Even the U.K. had a shortage of houses prior to their housing crash :

Shortage of homes over next 20 years threatens deepening housing crisis
19 March 2002
Britain is heading for a property shortage of more than a million homes by 2022 unless the current rate of housebuilding is dramatically increased, according to reports from the Joseph Rowntree Foundation (JRF). The evidence, being presented at the Foundation’s Centenary Housing Conference in London, reveals that the supply of housing is already falling behind demand faster than previously recognised.

» Housing shortage to quadruple: HIA – The Sydney Morning Herald, 19th March 2010.
» Construction industry says housing crisis has hit California – February 9, 2006.
» Shortage of homes over next 20 years threatens deepening housing crisis – March 19th, 2002.




6 Comments

  1. One day in the not too distant future Australians will learn that a house, is a house, is a house, and a house this year is just a rundown house in 20 years.

    The price of that house is much more dependant on the money supply than it is supply and demand. Yet most people don’t like looking at the nuts and bolts of monetary economics because it seems too complicated, when in reality it is quite simple.

  2. Chris. Totally Agree….

    Most people I know with homes moan about how expensive it is to own and maintain……but they continue to buy bigger and more of them……..
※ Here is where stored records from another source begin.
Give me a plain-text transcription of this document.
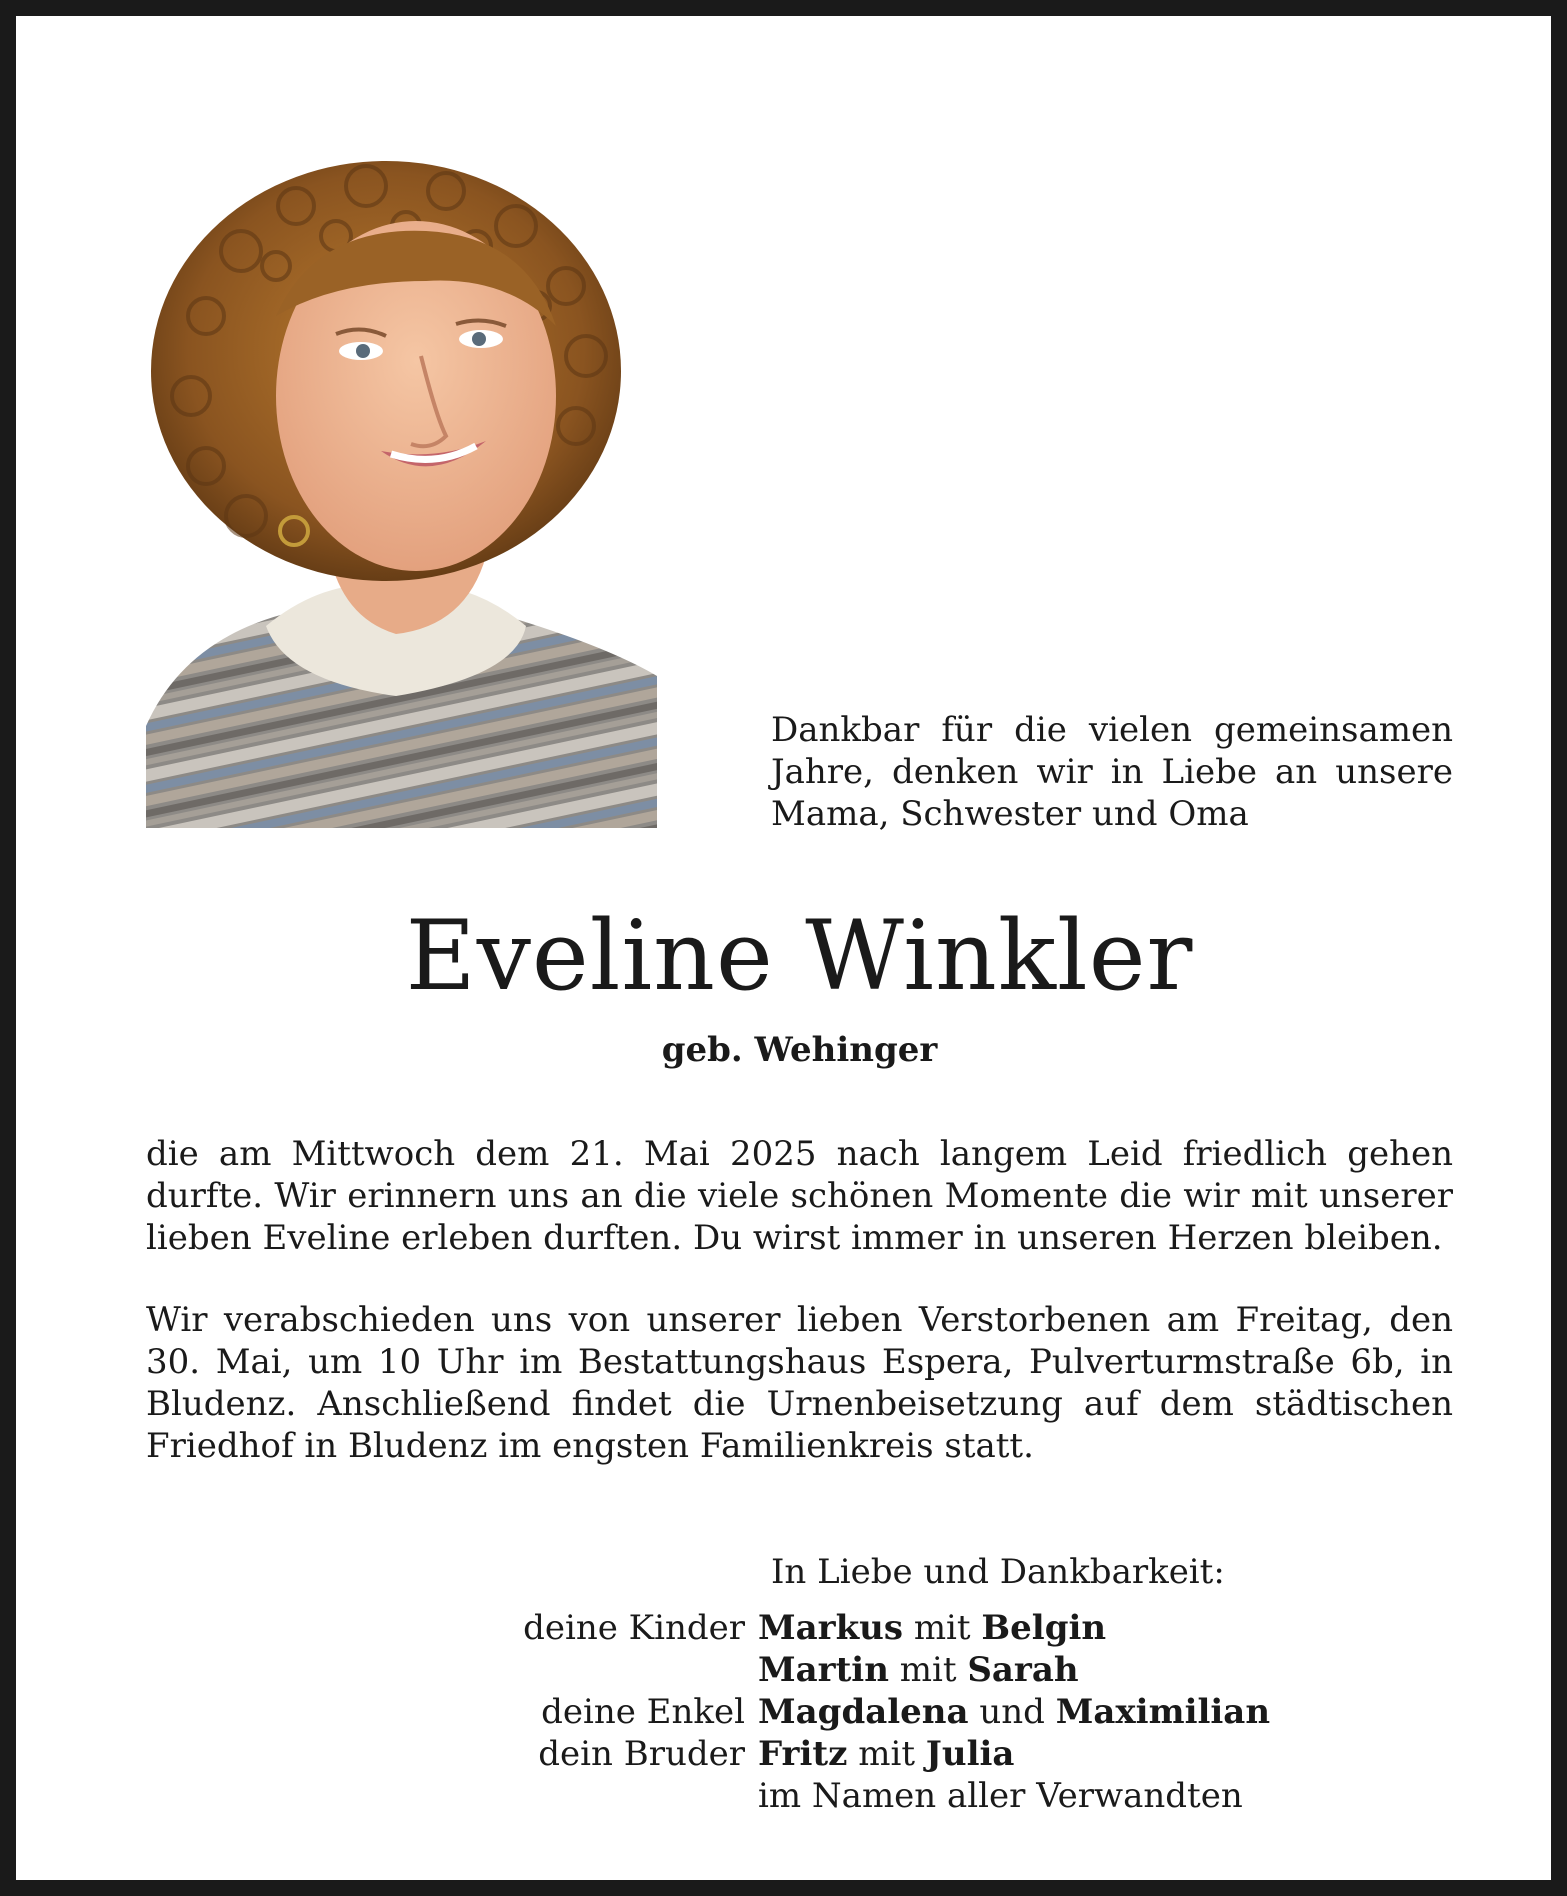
Dankbar für die vielen gemeinsamen Jahre, denken wir in Liebe an unsere Mama, Schwester und Oma
Eveline Winkler
geb. Wehinger

die am Mittwoch dem 21. Mai 2025 nach langem Leid friedlich gehen durfte. Wir erinnern uns an die viele schönen Momente die wir mit unserer lieben Eveline erleben durften. Du wirst immer in unseren Herzen bleiben.

Wir verabschieden uns von unserer lieben Verstorbenen am Freitag, den 30. Mai, um 10 Uhr im Bestattungshaus Espera, Pulverturmstraße 6b, in Bludenz. Anschließend findet die Urnenbeisetzung auf dem städtischen Friedhof in Bludenz im engsten Familienkreis statt.

In Liebe und Dankbarkeit:
deine Kinder Markus mit Belgin
Martin mit Sarah
deine Enkel Magdalena und Maximilian
dein Bruder Fritz mit Julia
im Namen aller Verwandten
    Oh well……been told I’m an idiot too many times to care for these people any more.

  3. The problems with buying a house are manifold (and generally overlooked). The pressure on tradesmen generally leads to shortcuts in construction, and the inspection scheme is not entirely foolproof – NO inspection scheme is foolproof. Obviously “you get what you pay for” so the more costly accommodation will generally be better fitted out, however even the best appliances age, and people buying overlook the fact that, as well as paying off the Mortgage (interest and capital), there is going to be a cost attached to replacement of fittings at some stage in the next 25 years.

    Add to this the energy costs of heating (and maybe cooling) the larger properties, costs of keeping the pool in a habitable condition, even costs of watering the garden, especially in the present climate of anticipated big increases (65%) in electricity costs – and the costs of lunbering oneself with a very fixed, immovable “Consumer Durable masquerading as an Asset” are high!

    As if to add insult to injury, it’s now far cheaper to rent a property than it is to “rent” the money to purchase the property from ANY Australian banks (and you don’t keen to tie up a whopping chunk of YOUR capital, which YOU have had to work for, in a rental property either).

  4. If you look at the ABS data on occupants per dwelling, this has been decreasing for a few decades. On top of that we have had recent news reports that indicate that the average australian house is bigger than ever before and bigger than the average US house. These facts combined show we can’t possibly have a housing shortage. We have bigger houses than ever with fewer people in them, how can that be a shortage? This data just does not support the proposition.